Archeological excavation has revealed a wealth of artifacts, including animal effigy figures; hand-molded, baked-clay cooking objects; simple thick-walled pottery; stone vessels, spear points, adzes, hoes, drills, edge-retouched flakes, and blades. Stone cooking balls were used to prepare meals. Scholars believe dozens of the cooking balls were heated in a bonfire and dropped in pits along with food. Different-shaped balls controlled cooking temperatures and cooking time.

Crude human figures, forming another category of artifacts, are thought to have been used for religious purposes. Points made of imported gray Midwestern flint were also found. In addition, plummets were fashioned out of heavy iron ore imported from Hot Springs, Arkansas; they served as weights for fish nets.
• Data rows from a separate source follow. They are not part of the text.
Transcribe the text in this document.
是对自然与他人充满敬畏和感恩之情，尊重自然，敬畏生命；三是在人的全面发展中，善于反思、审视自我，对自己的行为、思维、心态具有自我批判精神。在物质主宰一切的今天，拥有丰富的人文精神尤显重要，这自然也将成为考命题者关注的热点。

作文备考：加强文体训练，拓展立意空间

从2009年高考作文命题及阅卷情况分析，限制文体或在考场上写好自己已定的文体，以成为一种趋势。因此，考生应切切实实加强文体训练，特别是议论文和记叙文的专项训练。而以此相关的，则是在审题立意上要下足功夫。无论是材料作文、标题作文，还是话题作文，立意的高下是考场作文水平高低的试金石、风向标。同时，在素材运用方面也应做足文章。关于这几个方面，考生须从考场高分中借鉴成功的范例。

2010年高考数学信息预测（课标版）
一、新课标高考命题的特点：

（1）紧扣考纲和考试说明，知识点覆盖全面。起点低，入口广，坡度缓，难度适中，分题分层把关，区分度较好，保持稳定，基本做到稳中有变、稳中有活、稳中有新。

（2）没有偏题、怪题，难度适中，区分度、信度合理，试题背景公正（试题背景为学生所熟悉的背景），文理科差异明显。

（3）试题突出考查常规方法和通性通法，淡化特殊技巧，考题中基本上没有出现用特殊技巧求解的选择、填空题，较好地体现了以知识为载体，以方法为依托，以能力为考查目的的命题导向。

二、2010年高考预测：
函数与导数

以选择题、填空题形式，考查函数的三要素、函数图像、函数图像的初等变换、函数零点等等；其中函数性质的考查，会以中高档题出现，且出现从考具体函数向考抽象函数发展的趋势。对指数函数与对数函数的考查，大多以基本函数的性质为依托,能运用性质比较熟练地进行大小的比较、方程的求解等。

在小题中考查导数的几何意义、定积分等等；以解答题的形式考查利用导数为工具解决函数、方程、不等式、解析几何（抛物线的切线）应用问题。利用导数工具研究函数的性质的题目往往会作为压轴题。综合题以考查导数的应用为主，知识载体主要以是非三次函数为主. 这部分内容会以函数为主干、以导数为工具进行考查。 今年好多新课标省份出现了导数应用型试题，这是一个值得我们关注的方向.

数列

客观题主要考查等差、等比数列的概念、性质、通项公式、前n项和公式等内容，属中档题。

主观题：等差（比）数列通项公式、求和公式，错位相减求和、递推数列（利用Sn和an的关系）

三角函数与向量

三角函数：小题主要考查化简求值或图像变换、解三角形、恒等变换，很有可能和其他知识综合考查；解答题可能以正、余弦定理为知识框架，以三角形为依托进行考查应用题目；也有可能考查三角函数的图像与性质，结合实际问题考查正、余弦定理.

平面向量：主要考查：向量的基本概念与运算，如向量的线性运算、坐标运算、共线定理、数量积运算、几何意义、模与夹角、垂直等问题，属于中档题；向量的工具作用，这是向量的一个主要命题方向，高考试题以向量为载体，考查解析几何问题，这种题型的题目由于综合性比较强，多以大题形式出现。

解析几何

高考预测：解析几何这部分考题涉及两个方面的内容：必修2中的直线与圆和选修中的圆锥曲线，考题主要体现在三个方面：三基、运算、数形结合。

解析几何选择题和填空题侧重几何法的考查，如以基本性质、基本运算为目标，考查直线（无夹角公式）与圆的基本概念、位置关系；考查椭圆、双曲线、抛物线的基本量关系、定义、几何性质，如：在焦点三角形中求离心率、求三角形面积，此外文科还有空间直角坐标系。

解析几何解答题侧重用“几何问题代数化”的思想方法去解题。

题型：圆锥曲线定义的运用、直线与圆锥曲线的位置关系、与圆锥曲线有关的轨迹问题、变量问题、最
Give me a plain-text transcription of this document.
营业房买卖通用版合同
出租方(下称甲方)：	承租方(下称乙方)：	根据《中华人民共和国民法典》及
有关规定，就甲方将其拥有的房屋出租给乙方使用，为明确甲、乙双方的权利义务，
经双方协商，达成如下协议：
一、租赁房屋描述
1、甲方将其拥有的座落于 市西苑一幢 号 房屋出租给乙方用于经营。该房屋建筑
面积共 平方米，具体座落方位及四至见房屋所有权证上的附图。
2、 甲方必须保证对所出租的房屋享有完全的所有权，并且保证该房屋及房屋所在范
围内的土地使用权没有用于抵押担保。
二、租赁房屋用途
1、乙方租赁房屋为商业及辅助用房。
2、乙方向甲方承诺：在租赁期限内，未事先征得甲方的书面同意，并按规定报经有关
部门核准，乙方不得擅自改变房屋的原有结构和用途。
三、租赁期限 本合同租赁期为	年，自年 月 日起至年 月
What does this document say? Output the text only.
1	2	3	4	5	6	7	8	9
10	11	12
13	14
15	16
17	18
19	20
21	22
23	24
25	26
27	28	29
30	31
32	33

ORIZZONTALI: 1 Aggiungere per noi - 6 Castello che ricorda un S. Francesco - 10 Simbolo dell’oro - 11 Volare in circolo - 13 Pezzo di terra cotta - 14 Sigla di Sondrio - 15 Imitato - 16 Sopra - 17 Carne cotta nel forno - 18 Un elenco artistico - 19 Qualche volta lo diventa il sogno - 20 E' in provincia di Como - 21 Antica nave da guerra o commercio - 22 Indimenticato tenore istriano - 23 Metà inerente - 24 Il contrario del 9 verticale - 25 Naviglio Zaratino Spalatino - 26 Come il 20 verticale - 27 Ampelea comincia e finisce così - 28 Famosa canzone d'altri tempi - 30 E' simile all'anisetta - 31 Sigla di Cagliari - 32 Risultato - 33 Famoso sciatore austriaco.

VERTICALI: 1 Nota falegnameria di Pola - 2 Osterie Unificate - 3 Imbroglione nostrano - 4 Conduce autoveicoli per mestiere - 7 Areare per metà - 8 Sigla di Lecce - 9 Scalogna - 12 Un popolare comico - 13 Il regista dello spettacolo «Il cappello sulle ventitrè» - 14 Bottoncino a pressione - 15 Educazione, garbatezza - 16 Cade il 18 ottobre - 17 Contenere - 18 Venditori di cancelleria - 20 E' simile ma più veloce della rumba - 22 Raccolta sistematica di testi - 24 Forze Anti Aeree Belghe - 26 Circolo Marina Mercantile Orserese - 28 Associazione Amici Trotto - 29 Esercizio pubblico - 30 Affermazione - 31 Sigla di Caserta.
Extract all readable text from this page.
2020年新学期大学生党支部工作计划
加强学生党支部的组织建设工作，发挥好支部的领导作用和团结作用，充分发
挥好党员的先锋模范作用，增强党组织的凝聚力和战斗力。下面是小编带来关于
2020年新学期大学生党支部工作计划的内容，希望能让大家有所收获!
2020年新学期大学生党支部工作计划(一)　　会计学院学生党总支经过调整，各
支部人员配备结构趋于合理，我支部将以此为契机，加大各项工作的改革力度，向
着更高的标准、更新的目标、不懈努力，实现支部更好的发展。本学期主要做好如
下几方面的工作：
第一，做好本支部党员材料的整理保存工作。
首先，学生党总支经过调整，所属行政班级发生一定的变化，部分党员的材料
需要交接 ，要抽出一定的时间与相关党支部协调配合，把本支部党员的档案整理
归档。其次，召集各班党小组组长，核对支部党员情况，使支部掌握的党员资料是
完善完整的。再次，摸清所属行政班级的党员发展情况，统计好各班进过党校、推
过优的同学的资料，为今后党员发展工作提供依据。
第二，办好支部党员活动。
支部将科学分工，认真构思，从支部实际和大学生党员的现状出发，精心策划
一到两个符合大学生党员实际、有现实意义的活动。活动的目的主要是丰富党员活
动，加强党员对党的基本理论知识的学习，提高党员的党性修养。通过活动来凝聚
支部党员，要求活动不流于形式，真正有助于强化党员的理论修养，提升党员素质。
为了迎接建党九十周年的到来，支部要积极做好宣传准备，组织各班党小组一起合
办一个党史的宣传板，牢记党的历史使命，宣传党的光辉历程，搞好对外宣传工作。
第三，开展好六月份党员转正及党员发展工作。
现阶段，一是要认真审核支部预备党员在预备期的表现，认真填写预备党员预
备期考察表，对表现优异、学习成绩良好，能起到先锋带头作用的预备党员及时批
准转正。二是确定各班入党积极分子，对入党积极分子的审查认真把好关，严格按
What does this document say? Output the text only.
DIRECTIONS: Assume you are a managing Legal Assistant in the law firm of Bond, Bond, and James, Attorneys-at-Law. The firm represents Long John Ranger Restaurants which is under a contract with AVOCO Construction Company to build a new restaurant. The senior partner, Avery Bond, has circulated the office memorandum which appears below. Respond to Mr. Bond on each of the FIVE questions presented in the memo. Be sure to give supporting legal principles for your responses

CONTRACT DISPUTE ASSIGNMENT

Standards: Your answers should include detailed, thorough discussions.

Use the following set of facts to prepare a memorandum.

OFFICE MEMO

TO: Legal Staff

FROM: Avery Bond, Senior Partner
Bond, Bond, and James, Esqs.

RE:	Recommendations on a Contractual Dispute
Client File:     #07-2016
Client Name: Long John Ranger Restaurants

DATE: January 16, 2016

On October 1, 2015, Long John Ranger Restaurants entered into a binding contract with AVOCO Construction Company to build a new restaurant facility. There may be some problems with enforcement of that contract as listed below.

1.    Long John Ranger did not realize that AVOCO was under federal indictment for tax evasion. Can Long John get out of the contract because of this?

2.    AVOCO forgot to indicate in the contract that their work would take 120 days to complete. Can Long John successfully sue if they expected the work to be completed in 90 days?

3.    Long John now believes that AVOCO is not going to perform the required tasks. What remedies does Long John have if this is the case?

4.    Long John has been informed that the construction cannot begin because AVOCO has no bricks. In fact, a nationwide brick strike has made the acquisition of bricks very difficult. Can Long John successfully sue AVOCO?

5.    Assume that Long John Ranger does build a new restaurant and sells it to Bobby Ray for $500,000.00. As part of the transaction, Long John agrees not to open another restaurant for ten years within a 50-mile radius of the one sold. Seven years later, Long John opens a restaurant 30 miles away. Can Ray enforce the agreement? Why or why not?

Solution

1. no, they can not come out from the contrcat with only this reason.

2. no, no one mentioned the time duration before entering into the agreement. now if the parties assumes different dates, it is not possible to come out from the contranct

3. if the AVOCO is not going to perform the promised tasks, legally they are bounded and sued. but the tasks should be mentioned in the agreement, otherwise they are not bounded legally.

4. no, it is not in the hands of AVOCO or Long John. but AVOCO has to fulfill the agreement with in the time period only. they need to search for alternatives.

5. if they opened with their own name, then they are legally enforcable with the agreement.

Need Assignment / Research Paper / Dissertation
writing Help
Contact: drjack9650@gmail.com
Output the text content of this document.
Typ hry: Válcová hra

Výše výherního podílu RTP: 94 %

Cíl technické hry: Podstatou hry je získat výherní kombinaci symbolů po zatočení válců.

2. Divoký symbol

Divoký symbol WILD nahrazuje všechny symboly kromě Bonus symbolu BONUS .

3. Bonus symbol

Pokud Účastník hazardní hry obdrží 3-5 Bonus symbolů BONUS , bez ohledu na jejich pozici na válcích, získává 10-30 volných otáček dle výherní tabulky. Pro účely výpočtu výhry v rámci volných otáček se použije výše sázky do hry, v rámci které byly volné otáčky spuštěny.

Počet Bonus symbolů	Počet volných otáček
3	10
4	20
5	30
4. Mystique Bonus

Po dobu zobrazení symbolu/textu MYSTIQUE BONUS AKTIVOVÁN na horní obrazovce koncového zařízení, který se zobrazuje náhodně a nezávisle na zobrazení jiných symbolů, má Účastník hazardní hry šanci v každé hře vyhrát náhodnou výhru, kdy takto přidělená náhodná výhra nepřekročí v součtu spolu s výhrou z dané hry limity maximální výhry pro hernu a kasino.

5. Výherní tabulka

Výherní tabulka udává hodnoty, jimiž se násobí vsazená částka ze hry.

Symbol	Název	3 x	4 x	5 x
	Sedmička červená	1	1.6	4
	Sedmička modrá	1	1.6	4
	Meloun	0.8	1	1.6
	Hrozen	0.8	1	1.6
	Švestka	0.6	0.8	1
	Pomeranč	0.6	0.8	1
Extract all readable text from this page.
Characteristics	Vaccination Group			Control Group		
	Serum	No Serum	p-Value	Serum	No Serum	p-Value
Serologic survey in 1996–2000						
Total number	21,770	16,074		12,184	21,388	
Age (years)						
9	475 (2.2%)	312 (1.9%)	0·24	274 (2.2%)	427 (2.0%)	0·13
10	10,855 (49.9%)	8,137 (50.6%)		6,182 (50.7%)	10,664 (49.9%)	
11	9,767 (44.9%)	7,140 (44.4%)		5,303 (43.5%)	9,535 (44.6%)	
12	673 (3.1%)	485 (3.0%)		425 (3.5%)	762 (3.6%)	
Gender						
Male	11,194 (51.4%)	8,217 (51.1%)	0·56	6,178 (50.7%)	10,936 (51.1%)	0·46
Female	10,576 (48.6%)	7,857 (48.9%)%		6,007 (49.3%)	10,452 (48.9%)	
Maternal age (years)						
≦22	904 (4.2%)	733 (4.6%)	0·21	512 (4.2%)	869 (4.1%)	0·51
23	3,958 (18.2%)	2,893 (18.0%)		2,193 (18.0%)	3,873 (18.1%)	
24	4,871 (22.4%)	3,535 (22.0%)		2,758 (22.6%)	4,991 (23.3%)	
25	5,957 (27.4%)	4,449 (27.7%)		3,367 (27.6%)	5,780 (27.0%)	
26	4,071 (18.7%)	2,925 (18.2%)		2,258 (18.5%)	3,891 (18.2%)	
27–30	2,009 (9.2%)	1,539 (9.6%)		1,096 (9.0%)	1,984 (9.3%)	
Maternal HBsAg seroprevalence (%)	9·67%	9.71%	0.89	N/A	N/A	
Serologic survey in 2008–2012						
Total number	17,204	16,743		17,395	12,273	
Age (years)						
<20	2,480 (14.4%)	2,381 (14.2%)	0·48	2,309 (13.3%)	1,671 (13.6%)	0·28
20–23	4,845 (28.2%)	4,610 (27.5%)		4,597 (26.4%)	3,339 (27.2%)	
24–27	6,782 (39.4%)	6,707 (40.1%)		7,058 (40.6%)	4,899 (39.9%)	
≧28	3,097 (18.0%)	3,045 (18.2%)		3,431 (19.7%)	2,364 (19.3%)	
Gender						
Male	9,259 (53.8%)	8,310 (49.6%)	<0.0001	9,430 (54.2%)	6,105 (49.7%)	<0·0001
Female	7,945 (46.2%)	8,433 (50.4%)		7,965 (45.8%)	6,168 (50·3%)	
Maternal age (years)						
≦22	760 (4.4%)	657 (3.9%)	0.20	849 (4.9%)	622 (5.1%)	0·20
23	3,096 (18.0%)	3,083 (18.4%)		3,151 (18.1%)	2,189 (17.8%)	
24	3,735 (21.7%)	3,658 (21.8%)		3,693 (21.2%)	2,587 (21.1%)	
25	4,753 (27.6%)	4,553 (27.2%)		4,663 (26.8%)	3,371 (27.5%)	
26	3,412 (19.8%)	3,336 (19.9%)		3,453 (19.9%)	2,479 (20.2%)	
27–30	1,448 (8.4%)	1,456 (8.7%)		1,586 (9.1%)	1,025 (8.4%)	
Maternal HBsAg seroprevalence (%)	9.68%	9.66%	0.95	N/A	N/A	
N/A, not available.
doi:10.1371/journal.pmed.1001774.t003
Many of the raw materials used, such as slate, copper, galena, jasper, quartz, and soapstone, were from as far as 620 mi away, attesting to the distant reach of the trading culture.

The Poverty Point culture developed a tradition of making high-quality, stylized, carved and polished miniature stone beads. Other early cultures in eastern North America rarely used stone to make their beads, opting for softer materials such as shell or bone. The beads depict animals common to the Poverty Point culture's environment, such as owls, dogs, locusts, and turkey vultures.